Unfortunately, the doctor in question used the cover of his medical examinations to sexually assault a number of women. Many of those women made claims for damages against the doctor (who died in 2009) and against Barclays. The claims against Barclays Bank were on the basis that it was vicariously liable for the acts of its contractor, the doctor. The doctor’s estate on his death was very small and offered no reasonable means of paying the doctor’s victims damages. By contrast, Barclay is, of course, a very substantial company. 

The Supreme Court decided that Barclays Bank simply could not be vicariously liable for the acts of a genuine contractor. The Court therefore reduced in scope the type of person for whom an employer can be vicariously liable. 

The Morrisons Case 

The Morrisons case was about the “horizontal” question: what acts of an employee could lead to the vicarious liability of the employer? In this case, there was no doubt that an employee of Morrisons carried out the acts for which it was claimed Morrisons was vicariously liable. The question was whether Morrisons should be vicariously liable for those particular acts as the employer.  
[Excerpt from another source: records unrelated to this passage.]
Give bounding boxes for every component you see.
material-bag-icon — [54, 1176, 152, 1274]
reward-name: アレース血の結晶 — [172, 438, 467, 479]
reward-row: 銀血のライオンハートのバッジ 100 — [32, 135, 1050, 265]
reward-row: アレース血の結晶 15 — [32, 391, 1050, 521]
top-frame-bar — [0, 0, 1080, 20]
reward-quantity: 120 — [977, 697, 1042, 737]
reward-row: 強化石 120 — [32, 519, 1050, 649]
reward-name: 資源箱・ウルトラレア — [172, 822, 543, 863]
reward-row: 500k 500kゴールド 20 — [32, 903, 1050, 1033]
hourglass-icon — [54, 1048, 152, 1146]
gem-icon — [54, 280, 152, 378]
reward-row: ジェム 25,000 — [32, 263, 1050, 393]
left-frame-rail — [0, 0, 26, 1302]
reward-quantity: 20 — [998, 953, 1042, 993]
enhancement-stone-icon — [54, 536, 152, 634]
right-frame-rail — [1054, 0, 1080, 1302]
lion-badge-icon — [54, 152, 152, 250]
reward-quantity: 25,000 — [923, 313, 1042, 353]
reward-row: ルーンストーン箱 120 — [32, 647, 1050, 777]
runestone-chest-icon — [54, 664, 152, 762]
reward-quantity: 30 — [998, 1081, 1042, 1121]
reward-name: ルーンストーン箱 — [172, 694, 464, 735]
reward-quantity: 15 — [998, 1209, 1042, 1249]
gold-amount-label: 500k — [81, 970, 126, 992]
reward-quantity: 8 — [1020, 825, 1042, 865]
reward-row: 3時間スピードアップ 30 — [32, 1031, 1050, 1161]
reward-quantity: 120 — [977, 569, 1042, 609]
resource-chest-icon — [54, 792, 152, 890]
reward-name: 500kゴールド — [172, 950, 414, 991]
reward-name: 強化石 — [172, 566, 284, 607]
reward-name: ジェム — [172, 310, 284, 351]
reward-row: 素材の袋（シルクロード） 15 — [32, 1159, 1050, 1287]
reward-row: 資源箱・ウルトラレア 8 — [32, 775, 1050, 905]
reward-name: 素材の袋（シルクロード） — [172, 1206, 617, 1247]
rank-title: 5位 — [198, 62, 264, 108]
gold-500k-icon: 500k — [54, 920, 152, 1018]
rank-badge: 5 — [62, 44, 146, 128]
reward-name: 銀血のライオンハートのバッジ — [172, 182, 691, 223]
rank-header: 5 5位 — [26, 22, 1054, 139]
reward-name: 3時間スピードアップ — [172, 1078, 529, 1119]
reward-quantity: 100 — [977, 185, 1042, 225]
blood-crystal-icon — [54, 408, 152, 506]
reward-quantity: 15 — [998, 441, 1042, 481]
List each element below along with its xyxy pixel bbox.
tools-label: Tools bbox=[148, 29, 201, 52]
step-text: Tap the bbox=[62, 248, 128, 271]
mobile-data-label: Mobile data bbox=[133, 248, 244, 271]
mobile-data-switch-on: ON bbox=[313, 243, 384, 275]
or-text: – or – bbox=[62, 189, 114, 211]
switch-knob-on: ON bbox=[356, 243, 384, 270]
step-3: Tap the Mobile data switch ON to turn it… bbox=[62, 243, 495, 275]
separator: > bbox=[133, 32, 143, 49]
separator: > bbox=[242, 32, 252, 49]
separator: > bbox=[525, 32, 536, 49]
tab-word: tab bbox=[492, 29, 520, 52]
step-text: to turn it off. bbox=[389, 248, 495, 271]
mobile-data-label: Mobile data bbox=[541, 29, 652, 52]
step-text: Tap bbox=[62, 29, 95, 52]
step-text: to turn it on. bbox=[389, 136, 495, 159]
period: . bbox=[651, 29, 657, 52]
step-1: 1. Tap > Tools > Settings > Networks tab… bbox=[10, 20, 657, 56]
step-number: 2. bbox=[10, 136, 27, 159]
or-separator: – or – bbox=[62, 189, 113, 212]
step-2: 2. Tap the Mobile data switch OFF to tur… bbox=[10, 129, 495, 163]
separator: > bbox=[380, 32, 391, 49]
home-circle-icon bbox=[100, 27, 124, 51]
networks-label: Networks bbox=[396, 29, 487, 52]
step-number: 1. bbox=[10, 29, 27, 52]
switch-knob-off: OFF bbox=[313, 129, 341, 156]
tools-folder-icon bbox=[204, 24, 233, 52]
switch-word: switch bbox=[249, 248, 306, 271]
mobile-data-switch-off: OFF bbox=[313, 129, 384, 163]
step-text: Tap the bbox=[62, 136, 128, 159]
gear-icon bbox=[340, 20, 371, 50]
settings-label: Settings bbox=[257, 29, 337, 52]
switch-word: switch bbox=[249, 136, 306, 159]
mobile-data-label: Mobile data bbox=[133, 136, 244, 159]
The employee had a grudge against Morrisons because it had disciplined him. When he was given the task of transmitting the workforce payroll data to external auditors, he also made and kept a personal copy of that data. Later, and from his home, he released the payroll data onto a public file sharing website, as well as sending it to three newspapers claiming to be a concerned member of the public – concerned that the information he had leaked was in the public domain. One newspaper contacted Morrisons who took immediate action to have the data removed from the internet and informed the police. The employee also attempted to frame a fellow employee for leaking the data. The employee was arrested and later convicted of a criminal offence and given a sentence of 8 years. A large number of his fellow workers made a claim against him and against Morrisons for data breaches. 

The Supreme Court decided that the fact Morrisons had given its employee the opportunity to commit wrongful acts by giving him the data, was not sufficient to impose vicarious liability. The employee was not engaged in furthering the employer’s business, but instead, was pursuing a personal vendetta and seeking vengeance against his employer. His acts could not be connected with acts that were authorised by Morrisons, and so Morrisons was not therefore liable for his actions. 

The changing landscape of vicarious liability 

There has been a rapid expansion in the scope of employers’ vicarious liability in the last 25 years,  both “vertically” and “horizontally”. This has been halted by the Supreme Court and, arguably, reversed. It may be that several judgments of the last 25 years imposing vicarious liability would now be decided differently.  

This is a tricky and fact sensitive area of law and one that is not dissimilar to the question of who is an employer, worker or contractor. Thanks to the Judgment of the Supreme Court in Barclays in particular, the status of a business’s workforce may well have a decisive impact on whether that  business is liable for the acts of its workforce when they’re carrying out its commercial activities. As a result, the decision of the Supreme Court in the Uber case last month on the question of status is also relevant to the question of vicarious liability.